Wednesday, 18 July 2018: 11:15
Location: 401 (MTCC SOUTH BUILDING)
Oral Presentation
Gulay KILICASLAN, York University, Canada
Since 2009 the Middle East region has been going through a massive transformation. These remarkable changes concretized through a widespread social uprising around the region from the Green Movement in Iran to the Arab Spring affirming the people’s power in Tahrir Square and elsewhere and the Gezi resistance in Taksim Square in Istanbul. However, more recently, these uprisings have transitioned into devastation, as it is most visible in Syrian case. In analyzing these developments in the region from a social movement perspective, there have been many discussions around contention under authoritarianism, repertoires of contention, advantages of movement-centered vs. institutional-centered analysis of movements etc. These discussion reflects a re-direction in analytical and theoretical focus that corresponds to a larger problem about the production of knowledge on the popular movements in the non-Western world, specifically the Middle East.
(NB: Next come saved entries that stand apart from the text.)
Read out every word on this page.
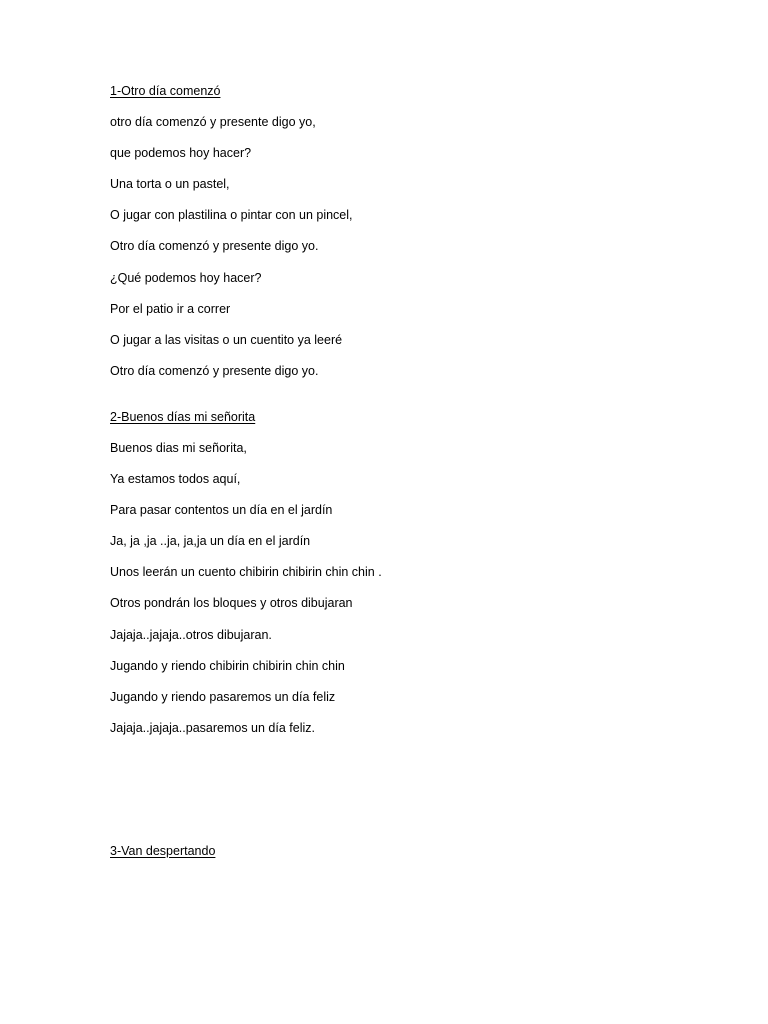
1-Otro día comenzó
otro día comenzó y presente digo yo,
que podemos hoy hacer?
Una torta o un pastel,
O jugar con plastilina o pintar con un pincel,
Otro día comenzó y presente digo yo.
¿Qué podemos hoy hacer?
Por el patio ir a correr
O jugar a las visitas o un cuentito ya leeré
Otro día comenzó y presente digo yo.
2-Buenos días mi señorita
Buenos dias mi señorita,
Ya estamos todos aquí,
Para pasar contentos un día en el jardín
Ja, ja ,ja ..ja, ja,ja un día en el jardín
Unos leerán un cuento chibirin chibirin chin chin .
Otros pondrán los bloques y otros dibujaran
Jajaja..jajaja..otros dibujaran.
Jugando y riendo chibirin chibirin chin chin
Jugando y riendo pasaremos un día feliz
Jajaja..jajaja..pasaremos un día feliz.
3-Van despertando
The problematic stems from the analysis of the powerful and the visible social and political actors or exceptional events in contentious politics without locating them within a larger historical or political context or trajectory.

With this in mind, this paper aims to explore whether the social movement theories developed within the European and the U.S. contexts are useful to comprehend the urban popular movements in non-Western, especially in the Middle Eastern countries. In doing so, there is a need to understand how regime/repertoire relations work under repressive state contexts and how these relations transform states into more repressive institutional apparatuses. Given these two points of inquiries, mapping out the characteristics, advantages and limitations of social movement theories embedded within the Western context will provide an opportunity to question the methodological and epistemological validity of them regarding the non-Western contexts. This will also bring an alternative way to extend and revise existing social movement theories based on the U.S. and European experiences.